Vinculin is a ubiquitous cytoskeletal protein associated with cell adhesion and cell migration. A recent study carried out by a research group at St. Jude Children’s Research Hospital seems to indicate that the ability of vinculin to undergo precise changes in its shape may be central to understanding how the protein carries out such various roles. Such an understanding could have a tremendous impact on the medical world because the protein, which facilitates the movement of cells during embryonic development and for wound healing, also apparently plays a key role in the metastasis of cancers. According to the findings of the St. Jude study, vinculin alters its shape by moving the individual helical cylinder-like structures comprising its head in a process dubbed helical bundle conversion, which is sparked by the binding of one of two different proteins to the region. Talin apparently incites a shape change that is necessary for vinculin’s ability to anchor cells to the extracellular matrix, whereas the shape alteration caused by the presence of alpha-actinin facilitates the protein's ability to stabilize cadherin and, consequently, accumulate to form tissues and organs.

The culture of horse dermal fibroblast cells presented in the digital image above was immunofluorescently labeled with anti-vinculin mouse monoclonal primary antibodies followed by goat anti-mouse Fab fragments conjugated to Alexa Fluor 568 (yielding red emission).

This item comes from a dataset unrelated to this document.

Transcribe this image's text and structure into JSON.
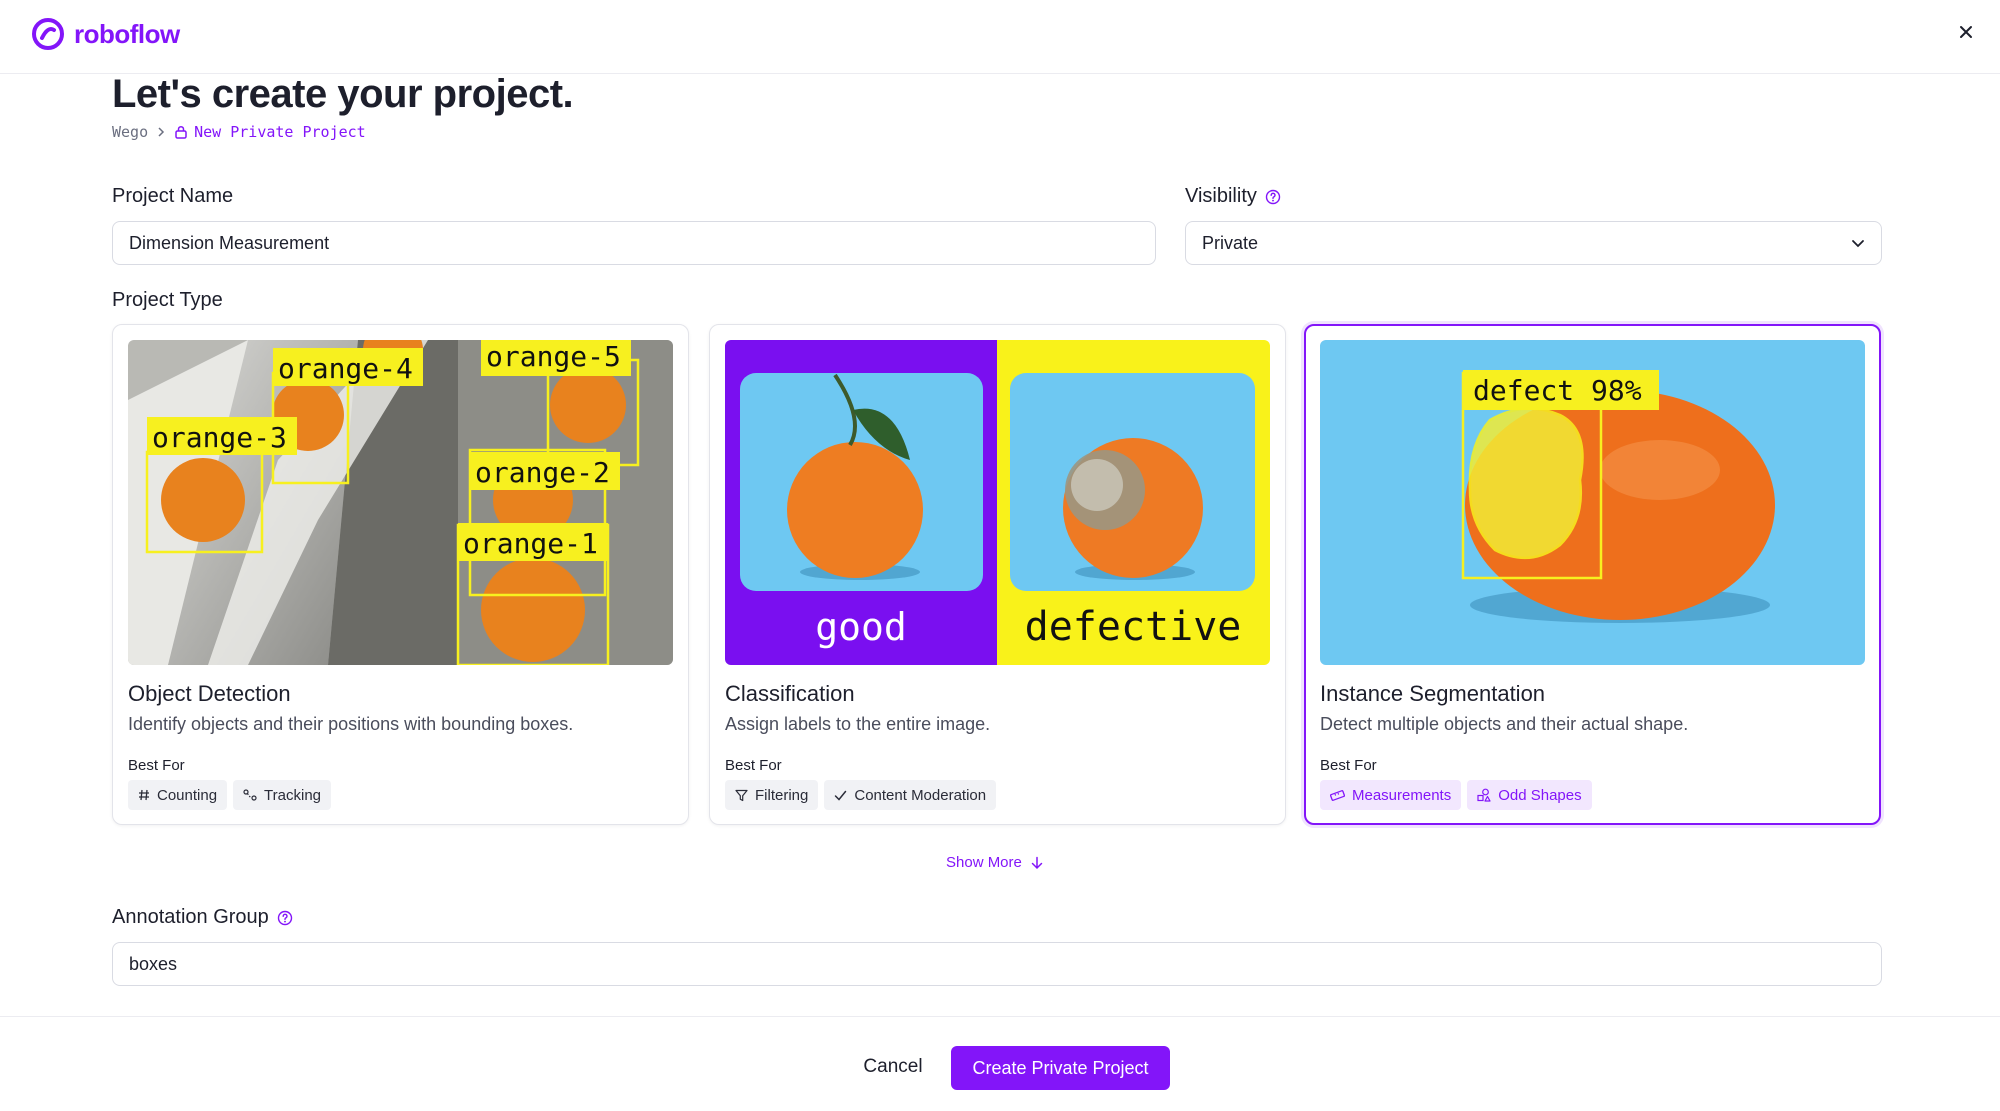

In addition, the specimen was simultaneously stained for DNA with Hoechst 33342 (blue emission), and for the cytoskeletal filamentous actin network with Alexa Fluor 488 (green emission) conjugated to phalloidin. Images were recorded in grayscale with a QImaging Retiga Fast-EXi camera system coupled to an Olympus BX-51 microscope equipped with bandpass emission fluorescence filter optical blocks provided by Omega Optical. During the processing stage, individual image channels were pseudocolored with RGB values corresponding to each of the fluorophore emission spectral profiles.